Witajcie. Borykam się od tygodnia z dość ciężkim problemem braku prądu. Laguna III 2.0 automat.
Tzn tak :
Były od pewnego czasu mrozy -15 -12 i tak 3 dni. Akumulator już był taki, że sam padał po dwóch dniach mrozów. Już wtedy było trzeba ładować akumulator bo auto nie reagowało nawet na otwieranie drzwi. No ale pewnego dnia po prostu go wymieniłem, bo przestał reagować na start. To dałem sobie spokój. Ale mimo to po wymianie akumulatora na nowy cały czas problem jest.
- świecą się tylko światła w drzwiach
- światła awaryjne działają
- samochód się otwiera z pilota
- bagażnik nie chce się otworzyć, ale szyba od bagażnika już tak
- brak świateł postojowych
- lusterka normalnie składają się i rozkładają.
- brak oświetlenia wewnątrz auta, nawet jeśli samemu próbuje je włączyć.
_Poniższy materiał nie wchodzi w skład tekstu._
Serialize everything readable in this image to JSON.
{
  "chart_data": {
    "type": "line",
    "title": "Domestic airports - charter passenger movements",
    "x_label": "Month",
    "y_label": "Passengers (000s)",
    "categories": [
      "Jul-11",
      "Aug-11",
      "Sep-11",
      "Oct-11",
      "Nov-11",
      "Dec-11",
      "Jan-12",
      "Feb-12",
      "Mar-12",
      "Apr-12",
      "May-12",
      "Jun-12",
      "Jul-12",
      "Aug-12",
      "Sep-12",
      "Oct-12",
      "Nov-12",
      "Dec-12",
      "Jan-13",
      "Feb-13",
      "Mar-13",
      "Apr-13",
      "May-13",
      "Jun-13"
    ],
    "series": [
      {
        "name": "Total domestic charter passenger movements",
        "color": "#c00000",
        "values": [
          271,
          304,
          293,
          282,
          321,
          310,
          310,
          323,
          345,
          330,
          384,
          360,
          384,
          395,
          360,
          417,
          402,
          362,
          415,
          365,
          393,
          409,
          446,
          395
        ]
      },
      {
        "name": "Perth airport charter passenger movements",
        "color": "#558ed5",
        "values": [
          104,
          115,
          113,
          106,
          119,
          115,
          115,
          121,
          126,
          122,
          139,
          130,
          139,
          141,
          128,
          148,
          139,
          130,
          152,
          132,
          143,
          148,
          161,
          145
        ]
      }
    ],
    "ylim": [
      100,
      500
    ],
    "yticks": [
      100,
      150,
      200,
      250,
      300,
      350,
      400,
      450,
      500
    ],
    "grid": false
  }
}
- i najgorszy problem to całkowity brak reakcji na wciśnięcie start. Czy wsadzę kartę do czytnika czy też nie - nie ma żadnej różnicy. Zegary ciemno. Kierownica również pozostaje zablokowana.
- klakson również działa
Szukałem, co tylko mogłem. Sprawdzałem każdy bezpiecznik, pasażerka i dwie skrzynki w silniku. Każdy dobry. Jedyne co nie sprawdziłem to przekaźniki ale ich tam nie ma wiele.
- sprawdziłem też tą małą skrzynkę, która idzie od kabla plus czerwonego w dół koło akumulatora. Tam również nic przepalonego nie było. Wszystkie luty normalnie.
Ktoś coś tam gdzieś na forum napomniał, że to może być bezpiecznik CAL2 czy coś takiego klemy plusowej. Rzecz w tym, że go chyba nigdzie w aucie nie ma. Ciężki temat.
OBDII również działa, bo po podłączeniu komputerka, komputer się uruchamia. Jak wsadzam kartę to jedynie co miga to białe światło w środku czytnika.
Może ktoś miał coś podobnego, bo już moja wiedza się skończyła. Jeśli chodzi o masę itd to myśle, że jest okay. Obawiam się, że jeśli nic nie zrobie to laweta i elektryk a to niestety automat więc koszta pójdą w górę.